What is the most efficient way to count the number of bits
which are set in a value?
Answers were Sorted based on User's Feedback
main()
{
int n,count=0;
printf("enter a number");
scanf("%d",&n);//enterd no.is 5
while(n>0)
{
count++;
n=n&n-1;//binary of n is 101
// binary of n-1 is 100
//n&n-1 is (i.e 101
&100 =100 )
}
printf("%d",count);
getch();
} output is 2(i.e 2 ones in 101)
| Is This Answer Correct ? | 31 Yes | 6 No |
Answer / pappu kumar sharma
int fnCntbts(int num )
{
int iCnt = 0;
while ( num )
{
num &= (num-1) ;
iCnt++;
}
return iCnt;
}
| Is This Answer Correct ? | 11 Yes | 2 No |
Answer / boomer
pseudo
int size is 32 bits...right?
for(i = 0 to 31)
{
count += (value & 1) //& = and oprator
shift left value
}
| Is This Answer Correct ? | 6 Yes | 5 No |
Answer / bryan w
Question needs clarification. What platform?
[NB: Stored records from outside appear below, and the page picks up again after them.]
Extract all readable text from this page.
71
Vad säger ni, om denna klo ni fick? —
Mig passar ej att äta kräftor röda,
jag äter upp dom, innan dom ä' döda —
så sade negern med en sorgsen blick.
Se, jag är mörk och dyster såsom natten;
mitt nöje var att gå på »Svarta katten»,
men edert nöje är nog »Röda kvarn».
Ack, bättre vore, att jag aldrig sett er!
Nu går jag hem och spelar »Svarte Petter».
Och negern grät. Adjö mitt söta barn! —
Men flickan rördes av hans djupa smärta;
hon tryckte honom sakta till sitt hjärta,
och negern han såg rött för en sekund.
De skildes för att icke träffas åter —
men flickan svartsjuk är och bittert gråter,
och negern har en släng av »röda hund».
There are
bitwise trick that are optimal for various platforms, but
you need to know if the value is 16 bit, 32 bit, 64 bit, 128
bit, or something else entirely.
The earlier three examples are all incorrect for operating
on signed integers; if a negative value is presented the
code will fail.
The most efficient portable human readable answer is to loop
over sizeof type * CHAR_BITS times, shift left and add one
if the bit is set.
On some platforms the most efficient way is to use a bit of
assembly (such as the POPCNT instruction if available) to
perform the operation for you.
Without either of those, there are simple classic algorithms
of &, |, and ^ to accumulate the bits and sum them. They
need to be adjusted to match the architecture's number of
bits. These routines may be inefficient on modern PCs with
long pipelines or out-of-order processing cores.